Читаем Записки русской американки полностью

Перечитывая тридцать с лишним лет спустя сборник «Третья волна: русская литература в эмиграции», я затрудняюсь в оценке конференции. Она, несомненно, имела успех: о ней писали в западной, не только эмигрантской, прессе; писателям было уделено должное внимание; количество слушателей в аудитории было рекордным (для конференции по русской литературе), многие приехали даже с Восточного берега. Все это, в том числе особняк Грейстоун, произвело на русских участников сильное впечатление: они ощутили себя звездами в городе звезд. Скандалов, можно сказать, не было, зато выяснений литературных отношений хватало и публика смогла услышать разноголосицу, царившую в эмигрантском литературном мире. Вот только Виктор Некрасов и Мария Розанова пострадали – его пришлось везти в больницу определять, не опасна ли инфекция поврежденного пальца, а Мария Васильевна сломала запястье и уезжала в гипсе.

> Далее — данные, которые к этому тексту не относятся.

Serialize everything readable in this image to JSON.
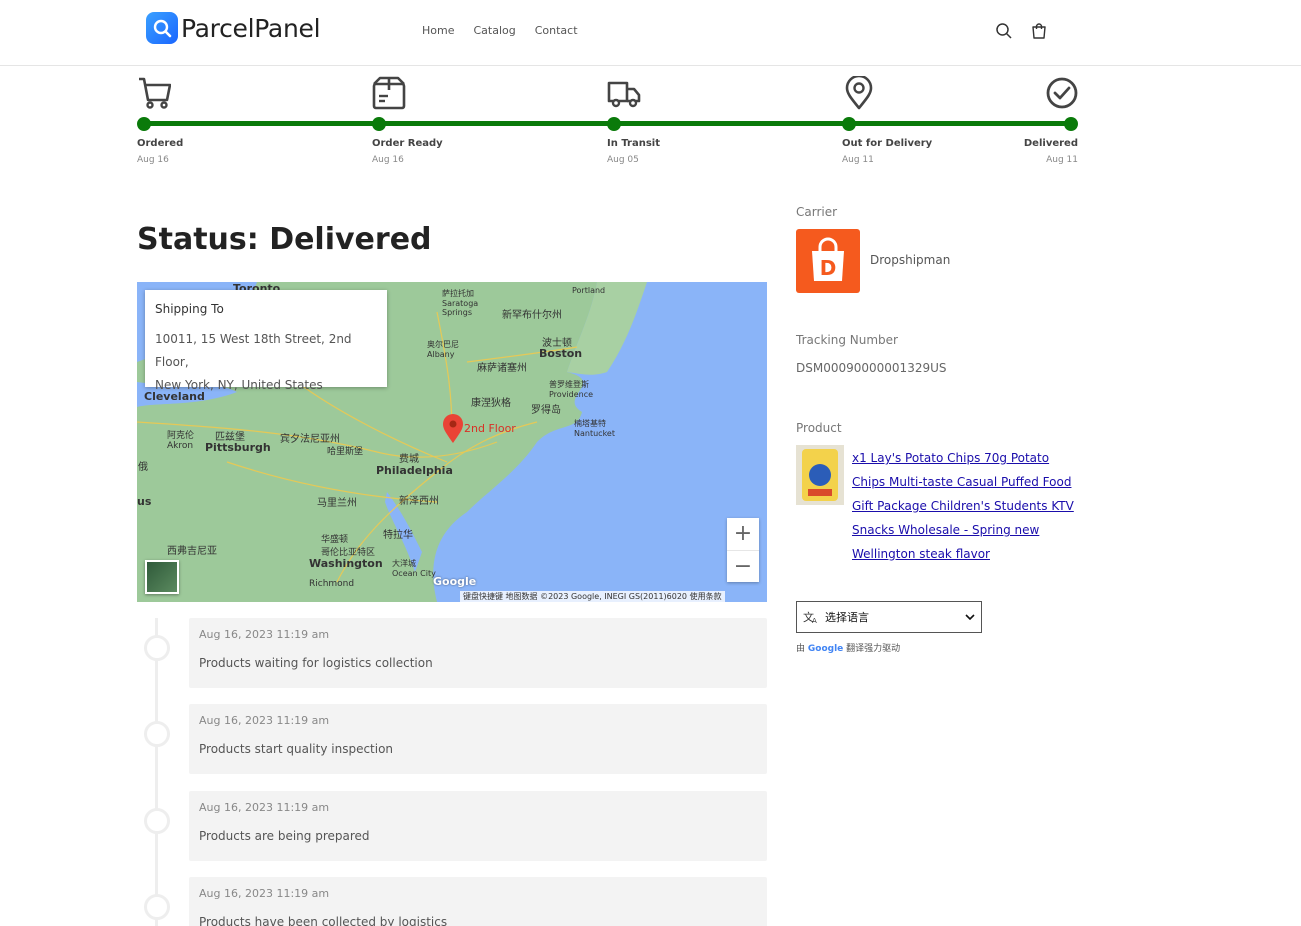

Остается вопрос: имели ли выступления писателей и исследователей с критиками существенное значение в собственно литературном отношении? Из писателей один Соколов выступил с литературным текстом, в котором каждое слово было продумано. Синявский описал свой писательский путь от «долагерного» Абрама Терца к лагерным «Прогулкам с Пушкиным», сказав, что его «особенно занимает проблема прозы, прозы как пространства», прозы, изменившей свои формы в «новом пространственном измерении» Европы. Предложенная Эдвардом Брауном метафора двойной экспозиции оказалась плодотворной в применении к третьей волне эмиграции – не только в экзистенциальном, но и в языковом отношении. О языке говорил Илья Левин[525] в своем докладе о взаимоналожении английского и русского языков в некоторых произведениях эмигрантской и поздней советской литературы. Последняя как бы стремилась на Запад своими языковыми находками и хохмами (пример – Аксенов). Легко догадаться, что сосредоточился Левин опять-таки на «Это я – Эдичка» и его языковом двухголосии. Из докладов, посвященных лично тому или иному писателю, только выступление Дона Джонсона о «Между собакой и волком» оказалось «новым словом»: в нем был дан первый, основополагающий анализ этого романа. Остальные докладчики говорили о своих авторах «вообще», предлагая слушателям скорее некие биографические очерки. Несколько отличался от других доклад Томаса Венцловы об одном цикле Бродского («Литературный дивертисмент», 1971), но назвать отчасти мемуарное выступление Томаса «новым словом» не получается.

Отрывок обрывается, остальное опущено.